Another difference between a religious image in use in a worshipping community and the same image in a modern museum is that the worshipper's perception of an image is not an aesthetic appreciation. Rather, the image is valued because of its power to move, to focus the senses and the mind, and to offer a mnemonic aid that gathers the worshipper's strongest and most fundamental ideas, emotions, and memories in an enriched present. An image deplored by an art critic or a theologian may nevertheless contain the power to carry the worshipper to the psychic place in which worship occurs. The taste of cultivated people may have little to do with the images most valued by a worshipper. Certainly, a good deal of the most powerfully moving religious art is also "great art" by the standards of the art connoisseur. But taste, a concept unknown before the Renaissance, does not explain why a particular image or subject was highly esteemed in one historical time and place but not in another. The prevalence of a subject or a style at a particular time and place must lead us to explore its relevance to the religious needs of a worshipping community.

The third major difference between modern visual experiences and those of historical people has already been suggested -- the tremendous increase in the quantity of images seen by a typical modern person. Pre-sixteenth-century women or men, depending on the social class to which they belonged, may have seen only the relatively few images in their local church throughout their lives. The visual, as well as the verbal, overload of modern people requires that all the senses, and especially vision, act much more as "data reduction agencies" than as windows. It is likely that our capacity for vision is -- or will shortly be -- congenitally fatigued by the sheer volume of images with which most modern people cope.

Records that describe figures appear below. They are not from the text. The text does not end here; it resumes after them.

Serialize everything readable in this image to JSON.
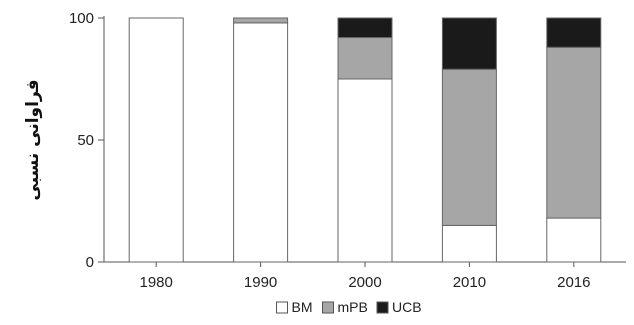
{
  "chart_data": {
    "type": "bar",
    "stacked": true,
    "categories": [
      "1980",
      "1990",
      "2000",
      "2010",
      "2016"
    ],
    "series": [
      {
        "name": "BM",
        "color": "#ffffff",
        "values": [
          100,
          98,
          75,
          15,
          18
        ]
      },
      {
        "name": "mPB",
        "color": "#a6a6a6",
        "values": [
          0,
          2,
          17,
          64,
          70
        ]
      },
      {
        "name": "UCB",
        "color": "#1a1a1a",
        "values": [
          0,
          0,
          8,
          21,
          12
        ]
      }
    ],
    "title": "",
    "xlabel": "",
    "ylabel": "فراوانی نسبی",
    "ylim": [
      0,
      100
    ],
    "yticks": [
      0,
      50,
      100
    ],
    "legend_position": "bottom",
    "grid": false
  }
}
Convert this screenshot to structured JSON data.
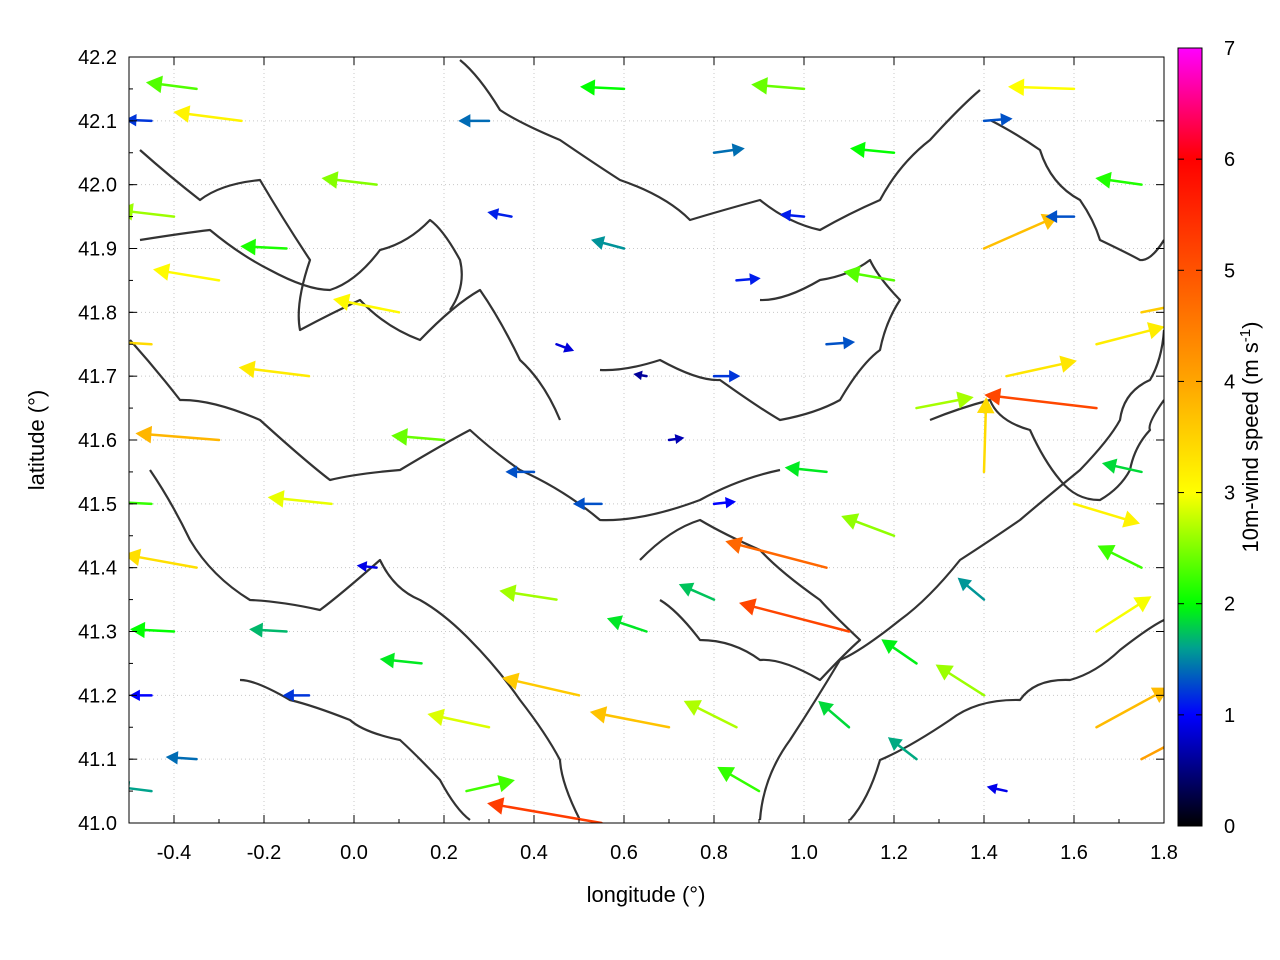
{
  "chart_data": {
    "type": "vector-field",
    "xlabel": "longitude (°)",
    "ylabel": "latitude (°)",
    "colorbar_label": "10m-wind speed (m s",
    "colorbar_label_sup": "-1",
    "colorbar_label_end": ")",
    "xlim": [
      -0.5,
      1.8
    ],
    "ylim": [
      41.0,
      42.2
    ],
    "x_ticks": [
      "-0.4",
      "-0.2",
      "0.0",
      "0.2",
      "0.4",
      "0.6",
      "0.8",
      "1.0",
      "1.2",
      "1.4",
      "1.6",
      "1.8"
    ],
    "x_tick_values": [
      -0.4,
      -0.2,
      0.0,
      0.2,
      0.4,
      0.6,
      0.8,
      1.0,
      1.2,
      1.4,
      1.6,
      1.8
    ],
    "y_ticks": [
      "41.0",
      "41.1",
      "41.2",
      "41.3",
      "41.4",
      "41.5",
      "41.6",
      "41.7",
      "41.8",
      "41.9",
      "42.0",
      "42.1",
      "42.2"
    ],
    "y_tick_values": [
      41.0,
      41.1,
      41.2,
      41.3,
      41.4,
      41.5,
      41.6,
      41.7,
      41.8,
      41.9,
      42.0,
      42.1,
      42.2
    ],
    "colorbar_range": [
      0,
      7
    ],
    "colorbar_ticks": [
      "0",
      "1",
      "2",
      "3",
      "4",
      "5",
      "6",
      "7"
    ],
    "colorbar_tick_values": [
      0,
      1,
      2,
      3,
      4,
      5,
      6,
      7
    ],
    "colormap": [
      {
        "v": 0,
        "c": "#000000"
      },
      {
        "v": 1,
        "c": "#0000ff"
      },
      {
        "v": 1.6,
        "c": "#00a090"
      },
      {
        "v": 2,
        "c": "#00ff00"
      },
      {
        "v": 3,
        "c": "#ffff00"
      },
      {
        "v": 4,
        "c": "#ffa500"
      },
      {
        "v": 6,
        "c": "#ff0000"
      },
      {
        "v": 7,
        "c": "#ff00ff"
      }
    ],
    "grid": "dotted",
    "contour_color": "#333333",
    "vectors": [
      {
        "lon": -0.45,
        "lat": 42.1,
        "u": -1.2,
        "v": 0.05
      },
      {
        "lon": -0.35,
        "lat": 42.15,
        "u": -2.3,
        "v": 0.3
      },
      {
        "lon": -0.25,
        "lat": 42.1,
        "u": -3.1,
        "v": 0.4
      },
      {
        "lon": -0.4,
        "lat": 41.95,
        "u": -2.6,
        "v": 0.3
      },
      {
        "lon": -0.3,
        "lat": 41.85,
        "u": -3.0,
        "v": 0.5
      },
      {
        "lon": -0.45,
        "lat": 41.75,
        "u": -3.4,
        "v": 0.2
      },
      {
        "lon": -0.3,
        "lat": 41.6,
        "u": -3.8,
        "v": 0.3
      },
      {
        "lon": -0.45,
        "lat": 41.5,
        "u": -2.2,
        "v": 0.1
      },
      {
        "lon": -0.35,
        "lat": 41.4,
        "u": -3.3,
        "v": 0.6
      },
      {
        "lon": -0.4,
        "lat": 41.3,
        "u": -2.0,
        "v": 0.1
      },
      {
        "lon": -0.45,
        "lat": 41.2,
        "u": -1.0,
        "v": 0.0
      },
      {
        "lon": -0.35,
        "lat": 41.1,
        "u": -1.4,
        "v": 0.1
      },
      {
        "lon": -0.45,
        "lat": 41.05,
        "u": -1.6,
        "v": 0.2
      },
      {
        "lon": -0.15,
        "lat": 41.9,
        "u": -2.1,
        "v": 0.1
      },
      {
        "lon": -0.1,
        "lat": 41.7,
        "u": -3.2,
        "v": 0.4
      },
      {
        "lon": -0.05,
        "lat": 41.5,
        "u": -2.9,
        "v": 0.3
      },
      {
        "lon": -0.15,
        "lat": 41.3,
        "u": -1.7,
        "v": 0.1
      },
      {
        "lon": -0.1,
        "lat": 41.2,
        "u": -1.2,
        "v": 0.0
      },
      {
        "lon": 0.05,
        "lat": 42.0,
        "u": -2.5,
        "v": 0.3
      },
      {
        "lon": 0.1,
        "lat": 41.8,
        "u": -3.0,
        "v": 0.6
      },
      {
        "lon": 0.2,
        "lat": 41.6,
        "u": -2.4,
        "v": 0.2
      },
      {
        "lon": 0.05,
        "lat": 41.4,
        "u": -0.9,
        "v": 0.1
      },
      {
        "lon": 0.15,
        "lat": 41.25,
        "u": -1.9,
        "v": 0.2
      },
      {
        "lon": 0.25,
        "lat": 41.05,
        "u": 2.2,
        "v": 0.5
      },
      {
        "lon": 0.3,
        "lat": 41.15,
        "u": -2.8,
        "v": 0.6
      },
      {
        "lon": 0.3,
        "lat": 42.1,
        "u": -1.4,
        "v": 0.0
      },
      {
        "lon": 0.35,
        "lat": 41.95,
        "u": -1.1,
        "v": 0.2
      },
      {
        "lon": 0.45,
        "lat": 41.75,
        "u": 0.8,
        "v": -0.3
      },
      {
        "lon": 0.4,
        "lat": 41.55,
        "u": -1.3,
        "v": 0.0
      },
      {
        "lon": 0.45,
        "lat": 41.35,
        "u": -2.6,
        "v": 0.4
      },
      {
        "lon": 0.5,
        "lat": 41.2,
        "u": -3.5,
        "v": 0.8
      },
      {
        "lon": 0.55,
        "lat": 41.0,
        "u": -5.2,
        "v": 0.9
      },
      {
        "lon": 0.6,
        "lat": 42.15,
        "u": -2.0,
        "v": 0.1
      },
      {
        "lon": 0.6,
        "lat": 41.9,
        "u": -1.5,
        "v": 0.4
      },
      {
        "lon": 0.65,
        "lat": 41.7,
        "u": -0.6,
        "v": 0.1
      },
      {
        "lon": 0.55,
        "lat": 41.5,
        "u": -1.3,
        "v": 0.0
      },
      {
        "lon": 0.7,
        "lat": 41.6,
        "u": 0.7,
        "v": 0.1
      },
      {
        "lon": 0.65,
        "lat": 41.3,
        "u": -1.8,
        "v": 0.6
      },
      {
        "lon": 0.7,
        "lat": 41.15,
        "u": -3.6,
        "v": 0.7
      },
      {
        "lon": 0.8,
        "lat": 42.05,
        "u": 1.4,
        "v": 0.2
      },
      {
        "lon": 0.85,
        "lat": 41.85,
        "u": 1.1,
        "v": 0.1
      },
      {
        "lon": 0.8,
        "lat": 41.7,
        "u": 1.2,
        "v": 0.0
      },
      {
        "lon": 0.8,
        "lat": 41.5,
        "u": 1.0,
        "v": 0.1
      },
      {
        "lon": 0.8,
        "lat": 41.35,
        "u": -1.6,
        "v": 0.7
      },
      {
        "lon": 0.85,
        "lat": 41.15,
        "u": -2.4,
        "v": 1.2
      },
      {
        "lon": 0.9,
        "lat": 41.05,
        "u": -1.9,
        "v": 1.1
      },
      {
        "lon": 1.0,
        "lat": 42.15,
        "u": -2.4,
        "v": 0.2
      },
      {
        "lon": 1.0,
        "lat": 41.95,
        "u": -1.1,
        "v": 0.1
      },
      {
        "lon": 1.05,
        "lat": 41.75,
        "u": 1.3,
        "v": 0.1
      },
      {
        "lon": 1.05,
        "lat": 41.55,
        "u": -1.9,
        "v": 0.2
      },
      {
        "lon": 1.05,
        "lat": 41.4,
        "u": -4.6,
        "v": 1.2
      },
      {
        "lon": 1.1,
        "lat": 41.3,
        "u": -5.0,
        "v": 1.3
      },
      {
        "lon": 1.1,
        "lat": 41.15,
        "u": -1.4,
        "v": 1.2
      },
      {
        "lon": 1.2,
        "lat": 42.05,
        "u": -2.0,
        "v": 0.2
      },
      {
        "lon": 1.2,
        "lat": 41.85,
        "u": -2.3,
        "v": 0.4
      },
      {
        "lon": 1.25,
        "lat": 41.65,
        "u": 2.6,
        "v": 0.5
      },
      {
        "lon": 1.2,
        "lat": 41.45,
        "u": -2.4,
        "v": 0.9
      },
      {
        "lon": 1.25,
        "lat": 41.25,
        "u": -1.6,
        "v": 1.1
      },
      {
        "lon": 1.25,
        "lat": 41.1,
        "u": -1.3,
        "v": 1.0
      },
      {
        "lon": 1.4,
        "lat": 42.1,
        "u": 1.3,
        "v": 0.1
      },
      {
        "lon": 1.4,
        "lat": 41.9,
        "u": 3.4,
        "v": 1.5
      },
      {
        "lon": 1.45,
        "lat": 41.7,
        "u": 3.2,
        "v": 0.7
      },
      {
        "lon": 1.4,
        "lat": 41.55,
        "u": 0.1,
        "v": 3.4
      },
      {
        "lon": 1.4,
        "lat": 41.35,
        "u": -1.2,
        "v": 1.0
      },
      {
        "lon": 1.4,
        "lat": 41.2,
        "u": -2.2,
        "v": 1.4
      },
      {
        "lon": 1.45,
        "lat": 41.05,
        "u": -0.9,
        "v": 0.2
      },
      {
        "lon": 1.6,
        "lat": 42.15,
        "u": -3.0,
        "v": 0.1
      },
      {
        "lon": 1.6,
        "lat": 41.95,
        "u": -1.3,
        "v": 0.0
      },
      {
        "lon": 1.65,
        "lat": 41.75,
        "u": 3.1,
        "v": 0.8
      },
      {
        "lon": 1.65,
        "lat": 41.65,
        "u": -5.1,
        "v": 0.6
      },
      {
        "lon": 1.6,
        "lat": 41.5,
        "u": 3.0,
        "v": -0.9
      },
      {
        "lon": 1.65,
        "lat": 41.3,
        "u": 2.5,
        "v": 1.6
      },
      {
        "lon": 1.65,
        "lat": 41.15,
        "u": 3.3,
        "v": 1.8
      },
      {
        "lon": 1.75,
        "lat": 42.0,
        "u": -2.1,
        "v": 0.3
      },
      {
        "lon": 1.75,
        "lat": 41.8,
        "u": 3.5,
        "v": 0.7
      },
      {
        "lon": 1.75,
        "lat": 41.55,
        "u": -1.8,
        "v": 0.4
      },
      {
        "lon": 1.75,
        "lat": 41.4,
        "u": -2.0,
        "v": 1.0
      },
      {
        "lon": 1.75,
        "lat": 41.1,
        "u": 3.6,
        "v": 1.9
      }
    ]
  }
}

These three fundamental differences of assumptions and experiences constitute a challenge not only for understanding the historical importance of religious images in the life of the christian community but also for historical hermeneutics in general. Every student of history understands about another age only the meanings and values he is prepared by his own sensitivities and values to recognize. Historical interpretation reflects the perspective of the historian, and historians, as modern people, are usually not prepared -- either educationally or psychologically -- to give to historical visual evidence the same interest and attention that they give to verbal texts. Yet it is inadequate, to say the least, to attempt to understand a historic community entirely from study of the writings of a few of its most uncharacteristic members. Recognition that the full task of historical understanding involves the interpretation of both verbal and visual texts will have important results for the reconstruction of a usable history for many modern people who have not found their own situations and interests reflected in historical verbal texts. These texts, almost exclusively the product of culturally privileged, highly educated, male, and most frequently monastic authors, constitute the great bulk of the literary products of Christianity before the modern period.


From: Margaret R. Miles, Image as Insight: Visual Understanding in Western Christianity and Secular Culture, Boston: Beacon Press, 1985, 7-9. © 1985 by Beacon Press.